Laspeyres uses base-period quantities as weights (a fixed base basket). Paasche uses current-period quantities (a current basket). They can diverge when consumption patterns and relative prices change.

Summary (Recap)

• A time series can be viewed as trend, seasonal, cyclical and irregular influences.
• Moving averages smooth data; centred moving averages align trend estimates to periods when the window length is even.
• Multiplicative seasonality uses Actual/CMA ratios; additive seasonality uses Actual − CMA differences.
• Normalisation is essential: indices average to 1.000 (multiplicative) or adjustments sum to 0 (additive).
• Forecasts extend the trend and then apply seasonal measures.
• Index numbers compare periods; Laspeyres and Paasche are weighted approaches and may differ.
• Always state assumptions and recognise limitations such as outliers, short datasets, structural change and base-year effects.

Glossary

Time series
A set of observations recorded in time order (e.g. monthly demand, quarterly sales).

Trend (T)
The underlying longer-term direction of the series after smoothing out short-term fluctuations.

Seasonality (S)
A repeating within-cycle pattern linked to the calendar (e.g. quarters or months).

Cyclical (C)
A longer-term wave-like movement that typically spans more than one year and may reflect broader economic conditions.

Irregular (I)
Unpredictable movements that do not follow a stable pattern and may reflect one-off events.

Moving average
A smoothing method that replaces each observation with an average of neighbouring observations.

Centred moving average (CMA)
A moving average adjusted so that a trend estimate aligns with a specific time period (used when the moving-average window is even).

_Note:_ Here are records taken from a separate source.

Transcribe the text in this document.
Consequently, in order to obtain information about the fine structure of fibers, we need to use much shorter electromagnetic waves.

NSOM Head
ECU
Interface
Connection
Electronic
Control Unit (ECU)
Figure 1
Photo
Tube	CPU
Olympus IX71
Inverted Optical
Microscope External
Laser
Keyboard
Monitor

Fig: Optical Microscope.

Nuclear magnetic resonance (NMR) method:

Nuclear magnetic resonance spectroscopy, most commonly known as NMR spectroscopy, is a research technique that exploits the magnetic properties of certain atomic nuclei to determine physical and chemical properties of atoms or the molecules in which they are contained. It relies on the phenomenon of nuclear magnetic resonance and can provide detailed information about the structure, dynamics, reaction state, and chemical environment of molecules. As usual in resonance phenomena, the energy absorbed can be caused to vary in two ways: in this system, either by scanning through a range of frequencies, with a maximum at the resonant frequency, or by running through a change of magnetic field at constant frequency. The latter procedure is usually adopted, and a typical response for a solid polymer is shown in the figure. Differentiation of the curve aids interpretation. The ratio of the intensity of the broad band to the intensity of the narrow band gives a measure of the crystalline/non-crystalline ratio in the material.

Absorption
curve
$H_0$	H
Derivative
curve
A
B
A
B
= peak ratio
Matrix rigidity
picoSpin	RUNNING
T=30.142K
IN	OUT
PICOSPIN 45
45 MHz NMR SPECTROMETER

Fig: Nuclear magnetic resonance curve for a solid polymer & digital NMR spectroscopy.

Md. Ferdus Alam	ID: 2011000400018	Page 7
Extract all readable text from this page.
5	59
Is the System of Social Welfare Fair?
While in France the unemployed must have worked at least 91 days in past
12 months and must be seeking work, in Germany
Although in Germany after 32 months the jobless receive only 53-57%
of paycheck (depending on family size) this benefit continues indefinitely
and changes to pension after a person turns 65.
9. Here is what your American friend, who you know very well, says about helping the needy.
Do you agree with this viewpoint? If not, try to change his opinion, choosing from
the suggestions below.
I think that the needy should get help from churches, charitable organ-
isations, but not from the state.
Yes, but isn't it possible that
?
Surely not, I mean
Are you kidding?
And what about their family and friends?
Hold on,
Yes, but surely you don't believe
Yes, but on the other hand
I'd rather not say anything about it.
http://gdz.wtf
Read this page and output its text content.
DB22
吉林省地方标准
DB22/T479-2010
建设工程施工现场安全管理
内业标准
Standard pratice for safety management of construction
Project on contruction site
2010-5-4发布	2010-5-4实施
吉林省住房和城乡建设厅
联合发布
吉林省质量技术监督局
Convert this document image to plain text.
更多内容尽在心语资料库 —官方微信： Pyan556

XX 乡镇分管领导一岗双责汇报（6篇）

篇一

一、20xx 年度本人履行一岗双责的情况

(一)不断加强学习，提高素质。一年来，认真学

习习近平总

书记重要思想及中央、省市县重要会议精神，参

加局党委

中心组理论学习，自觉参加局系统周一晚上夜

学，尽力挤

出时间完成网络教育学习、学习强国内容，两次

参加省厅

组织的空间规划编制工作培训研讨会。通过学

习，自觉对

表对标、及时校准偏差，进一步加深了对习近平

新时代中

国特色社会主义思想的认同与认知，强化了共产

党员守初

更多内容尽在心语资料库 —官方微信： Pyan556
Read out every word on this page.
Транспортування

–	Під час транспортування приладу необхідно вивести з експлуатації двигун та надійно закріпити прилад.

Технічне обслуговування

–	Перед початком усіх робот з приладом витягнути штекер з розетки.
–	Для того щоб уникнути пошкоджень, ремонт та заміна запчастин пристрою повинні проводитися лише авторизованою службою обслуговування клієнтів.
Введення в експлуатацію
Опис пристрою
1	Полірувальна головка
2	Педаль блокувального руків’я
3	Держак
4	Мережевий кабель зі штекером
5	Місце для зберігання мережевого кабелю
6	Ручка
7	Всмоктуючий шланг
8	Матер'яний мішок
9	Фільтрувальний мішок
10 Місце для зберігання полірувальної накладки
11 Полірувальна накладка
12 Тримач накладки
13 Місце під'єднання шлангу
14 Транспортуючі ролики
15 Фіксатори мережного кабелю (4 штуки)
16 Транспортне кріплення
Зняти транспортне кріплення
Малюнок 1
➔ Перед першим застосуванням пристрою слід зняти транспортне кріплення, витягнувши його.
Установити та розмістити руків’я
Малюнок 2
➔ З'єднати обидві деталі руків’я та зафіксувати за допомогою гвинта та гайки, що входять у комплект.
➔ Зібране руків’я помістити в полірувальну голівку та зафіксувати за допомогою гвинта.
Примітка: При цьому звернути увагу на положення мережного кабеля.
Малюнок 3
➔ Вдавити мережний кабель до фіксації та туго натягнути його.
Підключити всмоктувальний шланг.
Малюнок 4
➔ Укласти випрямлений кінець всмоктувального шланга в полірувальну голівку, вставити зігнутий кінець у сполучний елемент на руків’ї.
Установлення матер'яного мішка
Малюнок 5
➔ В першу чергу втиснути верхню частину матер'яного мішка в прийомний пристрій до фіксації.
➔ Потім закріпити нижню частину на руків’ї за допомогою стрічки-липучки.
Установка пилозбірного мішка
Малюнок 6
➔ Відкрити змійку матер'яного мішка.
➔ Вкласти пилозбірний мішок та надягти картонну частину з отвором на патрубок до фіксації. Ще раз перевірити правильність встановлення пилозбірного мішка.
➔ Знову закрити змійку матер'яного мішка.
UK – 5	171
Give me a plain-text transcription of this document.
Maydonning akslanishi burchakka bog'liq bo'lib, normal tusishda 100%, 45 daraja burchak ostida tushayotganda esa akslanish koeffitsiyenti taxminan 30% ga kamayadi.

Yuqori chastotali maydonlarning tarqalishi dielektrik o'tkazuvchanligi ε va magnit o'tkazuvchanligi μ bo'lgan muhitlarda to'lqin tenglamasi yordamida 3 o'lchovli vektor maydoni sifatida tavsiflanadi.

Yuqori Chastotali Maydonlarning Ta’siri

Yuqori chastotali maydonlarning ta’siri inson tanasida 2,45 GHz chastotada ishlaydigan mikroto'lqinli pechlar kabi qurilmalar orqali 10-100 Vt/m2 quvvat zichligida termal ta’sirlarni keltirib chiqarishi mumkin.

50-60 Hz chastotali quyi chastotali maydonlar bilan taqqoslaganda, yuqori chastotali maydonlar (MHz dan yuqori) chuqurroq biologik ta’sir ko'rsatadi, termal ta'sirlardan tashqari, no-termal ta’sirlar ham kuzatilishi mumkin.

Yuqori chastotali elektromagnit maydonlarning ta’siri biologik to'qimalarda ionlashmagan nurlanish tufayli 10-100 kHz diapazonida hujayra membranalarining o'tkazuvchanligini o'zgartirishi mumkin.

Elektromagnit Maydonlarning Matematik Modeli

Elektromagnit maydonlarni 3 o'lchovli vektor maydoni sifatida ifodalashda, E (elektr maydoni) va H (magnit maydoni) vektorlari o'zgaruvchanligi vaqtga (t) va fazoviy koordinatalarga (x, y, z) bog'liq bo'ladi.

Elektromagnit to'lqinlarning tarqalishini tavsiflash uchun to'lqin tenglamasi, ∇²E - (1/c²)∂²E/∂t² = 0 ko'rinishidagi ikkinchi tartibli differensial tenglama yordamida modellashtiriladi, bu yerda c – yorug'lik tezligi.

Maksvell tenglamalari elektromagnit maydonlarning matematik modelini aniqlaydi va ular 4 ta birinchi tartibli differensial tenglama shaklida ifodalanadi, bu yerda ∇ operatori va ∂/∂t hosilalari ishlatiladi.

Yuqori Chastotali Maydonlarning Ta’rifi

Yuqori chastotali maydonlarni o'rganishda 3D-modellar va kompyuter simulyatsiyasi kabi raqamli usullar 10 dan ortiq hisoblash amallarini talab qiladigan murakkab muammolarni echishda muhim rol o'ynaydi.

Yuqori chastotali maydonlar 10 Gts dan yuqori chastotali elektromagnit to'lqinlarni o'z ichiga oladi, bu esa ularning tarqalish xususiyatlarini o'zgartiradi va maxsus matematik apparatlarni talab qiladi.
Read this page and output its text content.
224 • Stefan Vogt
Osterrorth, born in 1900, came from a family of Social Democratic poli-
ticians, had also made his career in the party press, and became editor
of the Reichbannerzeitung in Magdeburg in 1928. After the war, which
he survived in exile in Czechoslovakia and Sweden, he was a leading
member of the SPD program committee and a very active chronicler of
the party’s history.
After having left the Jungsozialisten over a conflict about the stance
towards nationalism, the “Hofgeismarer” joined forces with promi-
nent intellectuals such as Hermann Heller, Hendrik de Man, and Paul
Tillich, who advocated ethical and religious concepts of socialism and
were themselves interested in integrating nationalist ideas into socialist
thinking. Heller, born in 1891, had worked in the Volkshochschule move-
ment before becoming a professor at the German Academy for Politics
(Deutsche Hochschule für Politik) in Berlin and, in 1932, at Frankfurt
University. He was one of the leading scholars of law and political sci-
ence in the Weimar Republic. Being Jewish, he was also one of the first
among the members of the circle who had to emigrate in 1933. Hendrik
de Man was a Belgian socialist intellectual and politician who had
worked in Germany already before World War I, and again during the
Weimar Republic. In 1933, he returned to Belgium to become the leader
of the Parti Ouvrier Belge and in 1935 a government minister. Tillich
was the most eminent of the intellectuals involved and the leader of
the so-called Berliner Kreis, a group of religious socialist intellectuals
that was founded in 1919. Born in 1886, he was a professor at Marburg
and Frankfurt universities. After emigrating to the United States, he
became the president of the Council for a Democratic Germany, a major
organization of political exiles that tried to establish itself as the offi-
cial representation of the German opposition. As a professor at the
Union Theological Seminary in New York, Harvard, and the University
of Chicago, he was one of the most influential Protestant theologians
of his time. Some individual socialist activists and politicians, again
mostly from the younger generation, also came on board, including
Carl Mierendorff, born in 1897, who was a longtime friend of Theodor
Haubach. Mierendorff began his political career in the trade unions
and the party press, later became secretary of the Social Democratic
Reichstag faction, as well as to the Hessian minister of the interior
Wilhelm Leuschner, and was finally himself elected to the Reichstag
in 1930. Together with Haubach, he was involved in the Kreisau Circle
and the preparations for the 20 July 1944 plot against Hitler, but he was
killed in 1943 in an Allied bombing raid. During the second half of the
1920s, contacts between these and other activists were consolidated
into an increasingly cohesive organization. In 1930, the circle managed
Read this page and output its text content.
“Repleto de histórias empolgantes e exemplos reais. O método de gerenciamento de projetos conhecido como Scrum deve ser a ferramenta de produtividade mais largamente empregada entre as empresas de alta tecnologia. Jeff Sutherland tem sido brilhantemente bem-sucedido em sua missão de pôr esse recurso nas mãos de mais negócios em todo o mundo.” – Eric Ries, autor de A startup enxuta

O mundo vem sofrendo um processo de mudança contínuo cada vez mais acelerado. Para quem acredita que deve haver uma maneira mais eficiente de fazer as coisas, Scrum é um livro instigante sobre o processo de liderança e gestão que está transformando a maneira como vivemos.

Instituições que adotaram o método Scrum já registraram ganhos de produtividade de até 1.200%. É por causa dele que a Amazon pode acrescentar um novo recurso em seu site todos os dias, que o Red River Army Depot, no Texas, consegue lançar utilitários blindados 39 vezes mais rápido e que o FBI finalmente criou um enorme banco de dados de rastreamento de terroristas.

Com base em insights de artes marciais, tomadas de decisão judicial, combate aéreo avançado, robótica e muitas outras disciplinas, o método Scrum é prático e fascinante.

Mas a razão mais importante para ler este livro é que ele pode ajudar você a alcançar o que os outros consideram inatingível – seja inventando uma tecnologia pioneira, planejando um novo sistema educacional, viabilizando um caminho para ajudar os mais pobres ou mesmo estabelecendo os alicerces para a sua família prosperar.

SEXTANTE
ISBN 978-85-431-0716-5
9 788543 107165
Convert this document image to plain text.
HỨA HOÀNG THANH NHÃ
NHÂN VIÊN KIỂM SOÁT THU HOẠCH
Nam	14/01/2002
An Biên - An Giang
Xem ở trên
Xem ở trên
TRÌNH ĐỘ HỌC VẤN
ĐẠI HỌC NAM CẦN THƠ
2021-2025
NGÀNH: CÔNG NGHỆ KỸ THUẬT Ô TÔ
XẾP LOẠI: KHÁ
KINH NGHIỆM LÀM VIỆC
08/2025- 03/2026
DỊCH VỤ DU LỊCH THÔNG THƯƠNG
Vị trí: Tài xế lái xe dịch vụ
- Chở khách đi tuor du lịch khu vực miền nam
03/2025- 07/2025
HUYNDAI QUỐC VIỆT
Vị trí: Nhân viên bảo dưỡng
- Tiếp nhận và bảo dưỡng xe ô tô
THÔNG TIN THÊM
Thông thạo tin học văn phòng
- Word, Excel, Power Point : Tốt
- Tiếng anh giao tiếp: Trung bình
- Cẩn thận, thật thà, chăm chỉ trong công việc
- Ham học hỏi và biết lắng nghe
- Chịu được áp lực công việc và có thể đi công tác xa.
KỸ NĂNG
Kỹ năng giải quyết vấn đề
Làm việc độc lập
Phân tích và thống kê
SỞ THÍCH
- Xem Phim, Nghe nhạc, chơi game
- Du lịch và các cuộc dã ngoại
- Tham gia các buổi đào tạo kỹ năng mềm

Seasonal index (multiplicative)
A factor showing how a season typically compares with the underlying trend (indices average to 1.000 over a full cycle).

Seasonal adjustment (additive)
A seasonal amount added to or subtracted from trend (adjustments sum to 0 over a full cycle).

Additive model
A model where components combine by addition: Observed = T + S + C + I.

Multiplicative model
A model where components combine by multiplication: Observed = T × S × C × I.

Index number
A measure expressing change relative to a base period, often with the base set to 100.

Weighted index
An index that reflects item importance through weights (commonly quantities or expenditure shares).

Laspeyres price index
A weighted price index using base-period quantities as weights: Σ(p₁ q₀) / Σ(p₀ q₀) × 100.

Paasche price index
A weighted price index using current-period quantities as weights: Σ(p₁ q₁) / Σ(p₀ q₁) × 100.

Fisher’s Ideal index
A combined index defined as the square root of (Laspeyres × Paasche), often used as a compromise measure.